The first thing I think is important is the overkill factor: Ford gets accused of so many things that at some point his supporters may throw up their hands and not care about any of them. He does sometimes get made fun of for things that are not strictly relevant to his qualifications for the job, like his weight. His admitted drunkenness and drug use are, on the other hand, very relevant to his qualifications, but a supporter might just file them away in the same category as the fat jokes. If you like the man’s policies, or at least you think he opposes bad policies, then anything he does might seem like a distraction being raised by The Media to discredit him.

Second, throwing accusations against the accusers is a tactic that can work, even if you admit the accusers have a point. Doug Ford called for Bill Blair’s resignation the very day Rob Ford admitted Blair was right. It may sound like a screw-up, but in a way, it works by muddying the waters. A supporter might still associate Ford’s confession with the idea that the police are out to get him, or that they’re unlawfully holding back the video, or one of the other accusations that the Fords have thrown around. And that can create the impression that even though Ford confessed, he might have been bullied into it, or that a whole lot is being made out of one isolated incident, or that there is generally some conspiracy to drive him out of office by making him look worse than he is. It doesn’t matter whether it’s true, or even how much of a conspiracy the supporter believes there to be; the point is just that there should be some doubt left open even after Ford has admitted everything. A bizarre trick, really, but it works.

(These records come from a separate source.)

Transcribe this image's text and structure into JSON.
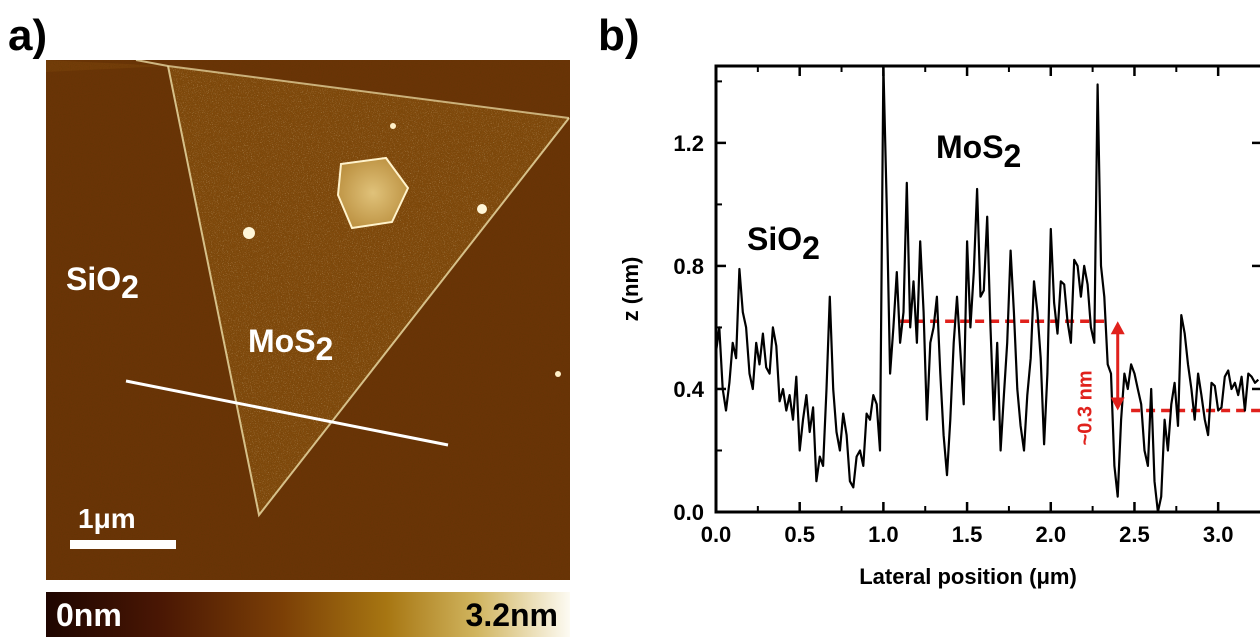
{
  "panel_a": {
    "label": "a)",
    "text_sio2": "SiO",
    "text_sio2_sub": "2",
    "text_mos2": "MoS",
    "text_mos2_sub": "2",
    "scalebar_label": "1μm",
    "colorbar": {
      "min_label": "0nm",
      "max_label": "3.2nm"
    },
    "colors": {
      "substrate": "#6e3208",
      "flake": "#8c4f10",
      "edge": "#e8d7a0",
      "particle": "#fff6d8"
    }
  },
  "panel_b": {
    "label": "b)",
    "text_sio2": "SiO",
    "text_sio2_sub": "2",
    "text_mos2": "MoS",
    "text_mos2_sub": "2",
    "step_annotation": "~0.3 nm",
    "annotation_color": "#e0211c"
  },
  "chart_data": {
    "type": "line",
    "xlabel": "Lateral position (μm)",
    "ylabel": "z (nm)",
    "xlim": [
      0,
      3.25
    ],
    "ylim": [
      0,
      1.45
    ],
    "xticks": [
      0.0,
      0.5,
      1.0,
      1.5,
      2.0,
      2.5,
      3.0
    ],
    "xtick_labels": [
      "0.0",
      "0.5",
      "1.0",
      "1.5",
      "2.0",
      "2.5",
      "3.0"
    ],
    "yticks": [
      0.0,
      0.4,
      0.8,
      1.2
    ],
    "ytick_labels": [
      "0.0",
      "0.4",
      "0.8",
      "1.2"
    ],
    "grid": false,
    "series": [
      {
        "color": "#000000",
        "x": [
          0.0,
          0.02,
          0.04,
          0.06,
          0.08,
          0.1,
          0.12,
          0.14,
          0.16,
          0.18,
          0.2,
          0.22,
          0.24,
          0.26,
          0.28,
          0.3,
          0.32,
          0.34,
          0.36,
          0.38,
          0.4,
          0.42,
          0.44,
          0.46,
          0.48,
          0.5,
          0.52,
          0.54,
          0.56,
          0.58,
          0.6,
          0.62,
          0.64,
          0.66,
          0.68,
          0.7,
          0.72,
          0.74,
          0.76,
          0.78,
          0.8,
          0.82,
          0.84,
          0.86,
          0.88,
          0.9,
          0.92,
          0.94,
          0.96,
          0.98,
          1.0,
          1.02,
          1.04,
          1.06,
          1.08,
          1.1,
          1.12,
          1.14,
          1.16,
          1.18,
          1.2,
          1.22,
          1.24,
          1.26,
          1.28,
          1.3,
          1.32,
          1.34,
          1.36,
          1.38,
          1.4,
          1.42,
          1.44,
          1.46,
          1.48,
          1.5,
          1.52,
          1.54,
          1.56,
          1.58,
          1.6,
          1.62,
          1.64,
          1.66,
          1.68,
          1.7,
          1.72,
          1.74,
          1.76,
          1.78,
          1.8,
          1.82,
          1.84,
          1.86,
          1.88,
          1.9,
          1.92,
          1.94,
          1.96,
          1.98,
          2.0,
          2.02,
          2.04,
          2.06,
          2.08,
          2.1,
          2.12,
          2.14,
          2.16,
          2.18,
          2.2,
          2.22,
          2.24,
          2.26,
          2.28,
          2.3,
          2.32,
          2.34,
          2.36,
          2.38,
          2.4,
          2.42,
          2.44,
          2.46,
          2.48,
          2.5,
          2.52,
          2.54,
          2.56,
          2.58,
          2.6,
          2.62,
          2.64,
          2.66,
          2.68,
          2.7,
          2.72,
          2.74,
          2.76,
          2.78,
          2.8,
          2.82,
          2.84,
          2.86,
          2.88,
          2.9,
          2.92,
          2.94,
          2.96,
          2.98,
          3.0,
          3.02,
          3.04,
          3.06,
          3.08,
          3.1,
          3.12,
          3.14,
          3.16,
          3.18,
          3.2,
          3.22,
          3.24
        ],
        "y": [
          0.52,
          0.6,
          0.4,
          0.33,
          0.42,
          0.55,
          0.5,
          0.79,
          0.65,
          0.6,
          0.45,
          0.4,
          0.55,
          0.48,
          0.58,
          0.47,
          0.45,
          0.6,
          0.54,
          0.36,
          0.4,
          0.33,
          0.38,
          0.3,
          0.44,
          0.2,
          0.3,
          0.38,
          0.26,
          0.34,
          0.1,
          0.18,
          0.15,
          0.4,
          0.7,
          0.4,
          0.26,
          0.2,
          0.32,
          0.25,
          0.1,
          0.08,
          0.18,
          0.2,
          0.15,
          0.32,
          0.3,
          0.38,
          0.35,
          0.2,
          1.45,
          1.0,
          0.45,
          0.6,
          0.78,
          0.55,
          0.65,
          1.07,
          0.6,
          0.75,
          0.55,
          0.88,
          0.65,
          0.3,
          0.55,
          0.6,
          0.7,
          0.45,
          0.25,
          0.12,
          0.3,
          0.55,
          0.7,
          0.52,
          0.35,
          0.88,
          0.6,
          0.78,
          1.05,
          0.7,
          0.72,
          0.96,
          0.6,
          0.3,
          0.55,
          0.2,
          0.38,
          0.55,
          0.85,
          0.65,
          0.4,
          0.28,
          0.2,
          0.38,
          0.5,
          0.75,
          0.65,
          0.5,
          0.22,
          0.45,
          0.92,
          0.68,
          0.58,
          0.75,
          0.74,
          0.62,
          0.55,
          0.82,
          0.8,
          0.7,
          0.8,
          0.74,
          0.6,
          0.55,
          1.39,
          0.8,
          0.7,
          0.48,
          0.45,
          0.15,
          0.05,
          0.3,
          0.45,
          0.4,
          0.48,
          0.45,
          0.4,
          0.35,
          0.2,
          0.15,
          0.4,
          0.1,
          0.0,
          0.05,
          0.3,
          0.2,
          0.35,
          0.42,
          0.28,
          0.64,
          0.58,
          0.48,
          0.4,
          0.3,
          0.45,
          0.38,
          0.3,
          0.25,
          0.42,
          0.41,
          0.33,
          0.34,
          0.44,
          0.46,
          0.4,
          0.42,
          0.38,
          0.44,
          0.33,
          0.45,
          0.44,
          0.42,
          0.43
        ]
      }
    ],
    "reference_lines": [
      {
        "x0": 1.1,
        "x1": 2.33,
        "y": 0.62,
        "color": "#e0211c",
        "style": "dashed"
      },
      {
        "x0": 2.48,
        "x1": 3.25,
        "y": 0.33,
        "color": "#e0211c",
        "style": "dashed"
      }
    ],
    "step_arrow": {
      "x": 2.4,
      "y0": 0.33,
      "y1": 0.62,
      "color": "#e0211c"
    }
  }
}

And third, and probably most important, support of a politician is often tribal, and support of Ford is particularly tribal, since he’s made his appeals more on feelings and attitude than specific ideas. It often seems that Ford is popular for the things he opposes or the particular concept he stands for, of the suburbs fighting back against the urbanites, the subways against the streetcars. If this fight is important to you, it stands to reason that the behaviour of a particular politician is less important than whether he supports and opposes the right things. That was Ford’s message in his “I’m not quitting” speech. He was elected to do a job and he will continue to do it, regardless of how loaded he gets, because the cause he stands for is more important than his ability to do anything about it. And that may be true. If Ford’s support is partly about the idea that it’s good to make liberals angry, then nothing can turn off a sizable chunk of his supporters. Well, not nothing. If he did something that made liberals happy, then that would probably lose him more supporters than all the crack and all the alcohol in the world.